Financial institutions will be allowed to use their security interests in Housing and Development Board (HDB) flats as collateral for liquidity from the Monetary Authority of Singapore (MAS), as part of the Government’s plan to improve their access to funding from the central bank amid the COVID-19 crisis.

The new rule is part of the amendments to the Housing and Development Bill passed on Tuesday (Oct 6).

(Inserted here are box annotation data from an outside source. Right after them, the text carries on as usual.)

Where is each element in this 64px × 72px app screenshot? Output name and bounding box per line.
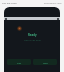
staticText: emergency app bbox=[44, 1, 62, 4]
staticText: Call the Cops bbox=[2, 1, 17, 4]
staticText: Ready bbox=[28, 33, 37, 37]
staticText: Call bbox=[17, 61, 22, 64]
button[interactable]: Text bbox=[33, 59, 57, 65]
staticText: Text bbox=[43, 61, 48, 64]
staticText: Tap to call help bbox=[24, 38, 41, 41]
button[interactable]: Call bbox=[7, 59, 31, 65]
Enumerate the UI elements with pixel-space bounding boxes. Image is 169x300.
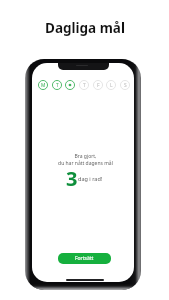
- button[interactable]: Måndag: [38, 80, 48, 90]
- staticText: M: [41, 82, 46, 89]
- staticText: 3: [66, 165, 78, 192]
- button[interactable]: Tisdag: [52, 80, 62, 90]
- button[interactable]: Söndag: [120, 80, 130, 90]
- button[interactable]: Fortsätt: [58, 253, 111, 264]
- staticText: Bra gjort, du har nått dagens mål: [58, 153, 113, 167]
- staticText: L: [110, 82, 113, 89]
- staticText: dag i rad!: [78, 175, 103, 182]
- staticText: T: [56, 82, 59, 89]
- button[interactable]: Fredag: [93, 80, 103, 90]
- staticText: T: [83, 82, 86, 89]
- staticText: S: [124, 82, 127, 89]
- staticText: Dagliga mål: [45, 19, 125, 37]
- button[interactable]: Onsdag: [65, 80, 75, 90]
- button[interactable]: Lördag: [106, 80, 116, 90]
- staticText: Fortsätt: [75, 255, 94, 262]
- button[interactable]: Torsdag: [79, 80, 89, 90]
- staticText: F: [97, 82, 100, 89]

During the second reading of the Bill, Minister for National Development Desmond Lee said that although banks in Singapore have healthy liquidity buffers, greater access to credit will strengthen their resilience given current economic headwinds and is a “pre-emptive measure”. 

“Strong and stable banks are in a better position to support the financing needs of both individuals and businesses in Singapore,” he said, adding that the practice of accepting residential property loans as security interests for liquidity is an established practice among major central banks around the world. 

“Timely and ample liquidity provision by MAS can pre-empt and mitigate liquidity strains in banks, reducing the likelihood of spill-overs to the broader economy,” he added. 

This change will not affect HDB flat owners’ rights to their flats, nor change the terms and conditions of their housing loans, Mr Lee said. Flat owners will continue to service their housing loans with the approved financial institution over the period when the collateral is being pledged to MAS.